Ну, это было довольно давно. Товарищ не был ни каким хацкером, наоборот, был очень увлечён системами банковской безопасности и, по-моему, как раз в одном банке по безопасности работал. Профвопросы обсуждались на каком-то профессиональном форуме. Ну, вот и всплыла тема теоретической уязвимости. А через некоторое время совсем в другом городе корону, вроде, грабанули. Ну, конечно же, двадцатилетний парень внезапно "оказался" организатором банды (вспоминаем Дмитрия Богатова, держателя торовской экзит ноды, внезапно оказавшегося "экстремистом"), менты приехали из другого города, заковали чувака в наручники и, не сообщая никому, увезли в неизвестном направлении. После долгих поисков родня обнаружила его в сизо в не очень соседнем городе. В общем, провёл он в застенках от полугода, изрядно попортил здоровье, на каких условиях его удалось вызволить я не в курсе, но потом он распродавал аппаратуру — биометрические сканнеры и подобное, которыми занимался.
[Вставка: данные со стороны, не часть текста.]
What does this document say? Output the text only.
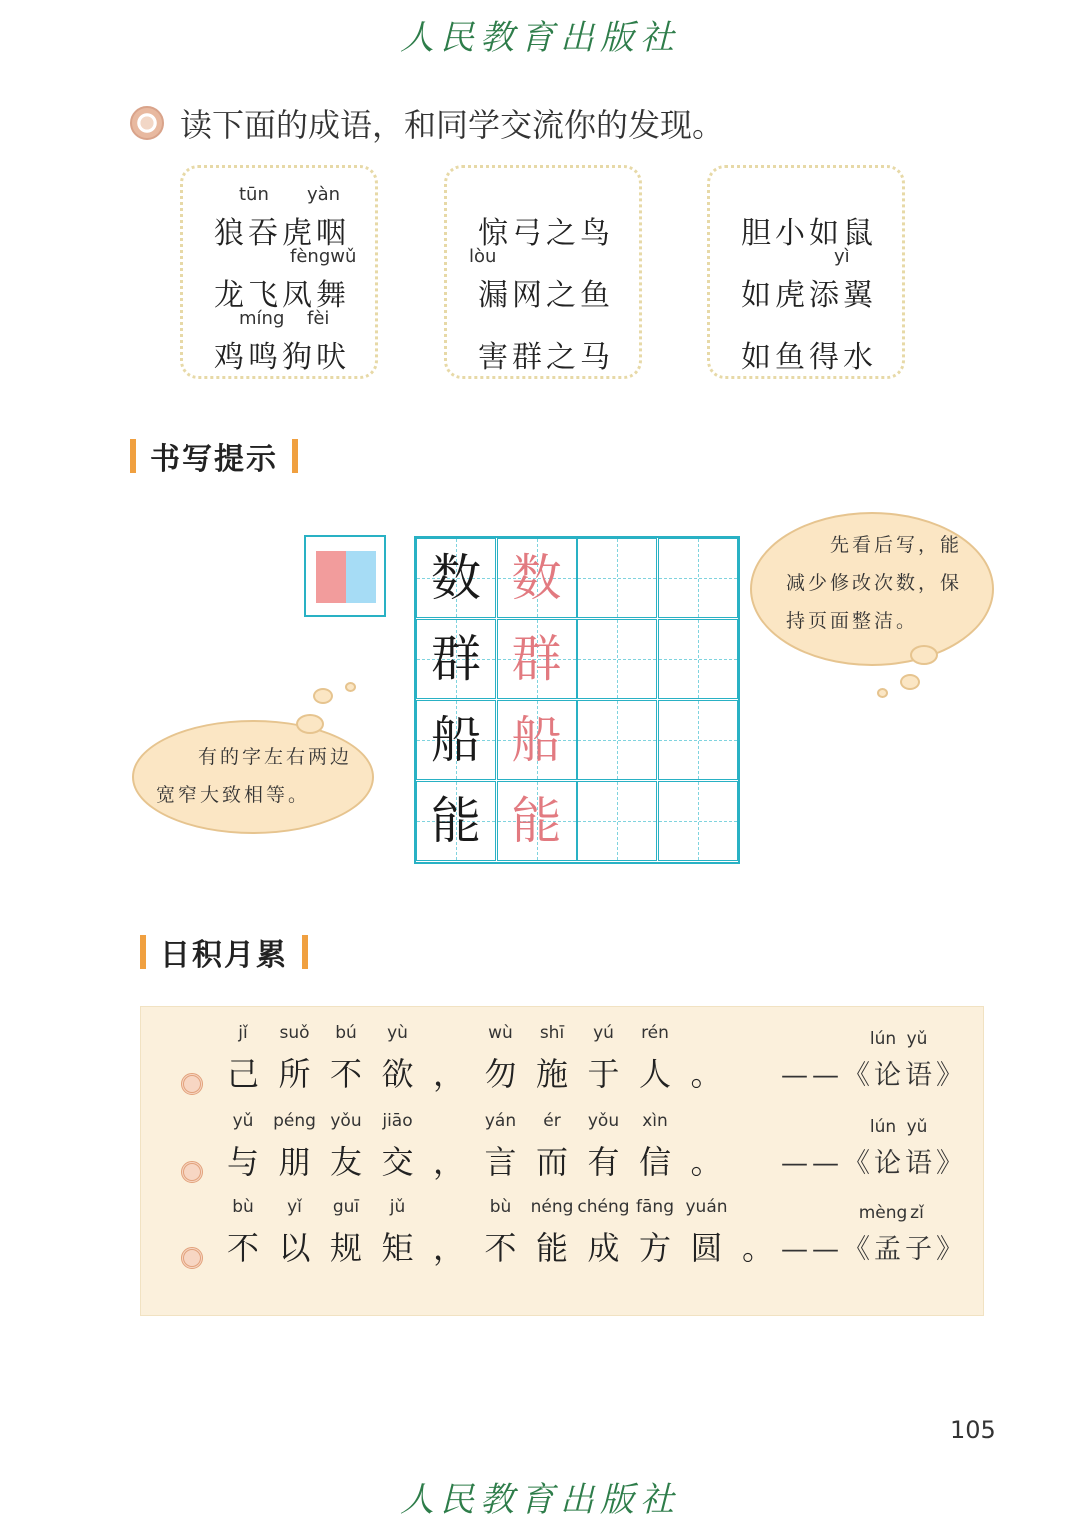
人民教育出版社
读下面的成语，和同学交流你的发现。
狼吞虎咽
tūn yàn
龙飞凤舞
fèngwǔ
鸡鸣狗吠
míng fèi
惊弓之鸟
漏网之鱼
lòu
害群之马
胆小如鼠
如虎添翼
yì
如鱼得水
书写提示
数 数
群 群
船 船
能 能
先看后写，能
减少修改次数，保
持页面整洁。
有的字左右两边
宽窄大致相等。
日积月累
己
jǐ
所
suǒ
不
bú
欲
yù
， 勿
wù
施
shī
于
yú
人
rén
。	——《论语》
lún yǔ
与
yǔ
朋
péng
友
yǒu
交
jiāo
， 言
yán
而
ér
有
yǒu
信
xìn
。	——《论语》
lún yǔ
不
bù
以
yǐ
规
guī
矩
jǔ
， 不
bù
能
néng
成
chéng
方
fāng
圆
yuán
。 ——《孟子》
mèng zǐ
105
人民教育出版社
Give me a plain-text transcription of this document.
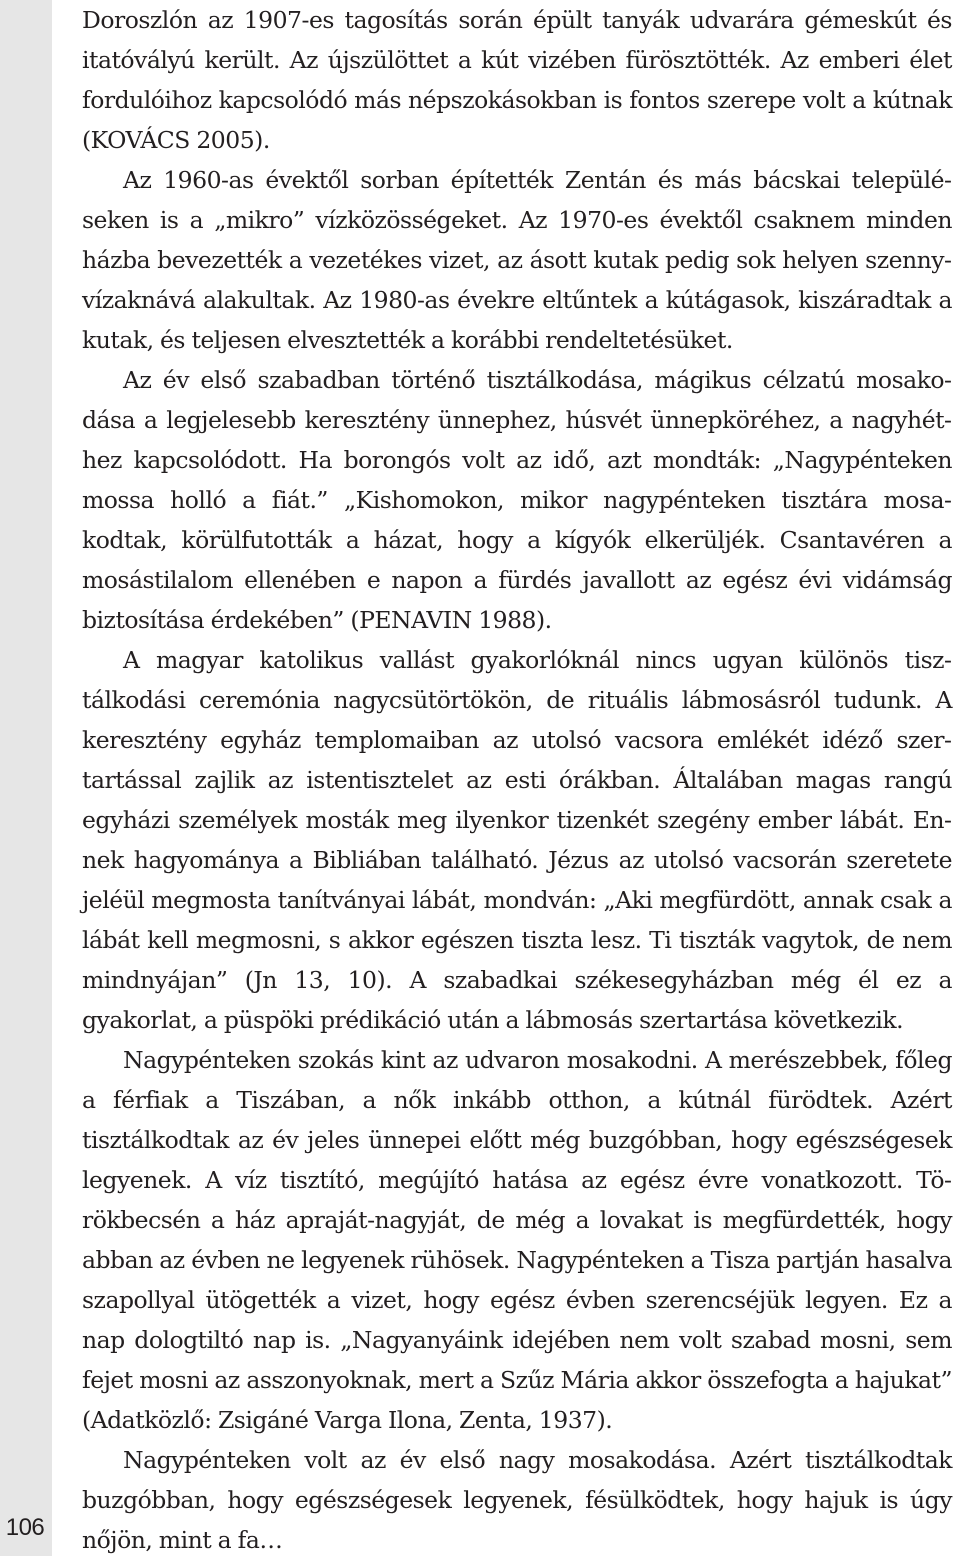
106

Doroszlón az 1907-es tagosítás során épült tanyák udvarára gémeskút és itatóvályú került. Az újszülöttet a kút vizében fürösztötték. Az emberi élet fordulóihoz kapcsolódó más népszokásokban is fontos szerepe volt a kútnak (KOVÁCS 2005).

Az 1960-as évektől sorban építették Zentán és más bácskai településeken is a „mikro” vízközösségeket. Az 1970-es évektől csaknem minden házba bevezették a vezetékes vizet, az ásott kutak pedig sok helyen szennyvízaknává alakultak. Az 1980-as évekre eltűntek a kútágasok, kiszáradtak a kutak, és teljesen elvesztették a korábbi rendeltetésüket.

Az év első szabadban történő tisztálkodása, mágikus célzatú mosakodása a legjelesebb keresztény ünnephez, húsvét ünnepköréhez, a nagyhéthez kapcsolódott. Ha borongós volt az idő, azt mondták: „Nagypénteken mossa holló a fiát.” „Kishomokon, mikor nagypénteken tisztára mosakodtak, körülfutották a házat, hogy a kígyók elkerüljék. Csantavéren a mosástilalom ellenében e napon a fürdés javallott az egész évi vidámság biztosítása érdekében” (PENAVIN 1988).

A magyar katolikus vallást gyakorlóknál nincs ugyan különös tisztálkodási ceremónia nagycsütörtökön, de rituális lábmosásról tudunk. A keresztény egyház templomaiban az utolsó vacsora emlékét idéző szertartással zajlik az istentisztelet az esti órákban. Általában magas rangú egyházi személyek mosták meg ilyenkor tizenkét szegény ember lábát. Ennek hagyománya a Bibliában található. Jézus az utolsó vacsorán szeretete jeléül megmosta tanítványai lábát, mondván: „Aki megfürdött, annak csak a lábát kell megmosni, s akkor egészen tiszta lesz. Ti tiszták vagytok, de nem mindnyájan” (Jn 13, 10). A szabadkai székesegyházban még él ez a gyakorlat, a püspöki prédikáció után a lábmosás szertartása következik.

Nagypénteken szokás kint az udvaron mosakodni. A merészebbek, főleg a férfiak a Tiszában, a nők inkább otthon, a kútnál fürödtek. Azért tisztálkodtak az év jeles ünnepei előtt még buzgóbban, hogy egészségesek legyenek. A víz tisztító, megújító hatása az egész évre vonatkozott. Törökbecsén a ház apraját-nagyját, de még a lovakat is megfürdették, hogy abban az évben ne legyenek rühösek. Nagypénteken a Tisza partján hasalva szapollyal ütögették a vizet, hogy egész évben szerencséjük legyen. Ez a nap dologtiltó nap is. „Nagyanyáink idejében nem volt szabad mosni, sem fejet mosni az asszonyoknak, mert a Szűz Mária akkor összefogta a hajukat” (Adatközlő: Zsigáné Varga Ilona, Zenta, 1937).

Nagypénteken volt az év első nagy mosakodása. Azért tisztálkodtak buzgóbban, hogy egészségesek legyenek, fésülködtek, hogy hajuk is úgy nőjön, mint a fa…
Может ушёл из темы, может срулил из дебильного госустройства.
ЗЫ. Я, в общем-то, о том же — автор статьи под своим именем в и российской юрисдикции с практически "признательнымы показаниями". Очень удобная цель для мразей из потребпозора :(
ЗЗЫ. Насколько мне изменяет память, грабанули тогда корону банальным вскрытием банкомата с помощью грузовика, но кого волнуют такие "мелочи"…
вы смелый человек
В ответ могу лишь повторить слова президента: кому суждено быть повешенным, тот не утонет. Большей определённости от будущего ждать сложно.
из-под трёх слоёв анонимности
Надеюсь, что, в случае капитальной аварии магистральных провайдеров, инициатора будут пытаться искать компетентные органы, а не массовые преследователи "политических заключённых".
да минует вас чаша сия
Спасибо.
И уведомление было только по 16-е число, если мне не изменяет память, а значит, после все уж точно вернется на круги своя.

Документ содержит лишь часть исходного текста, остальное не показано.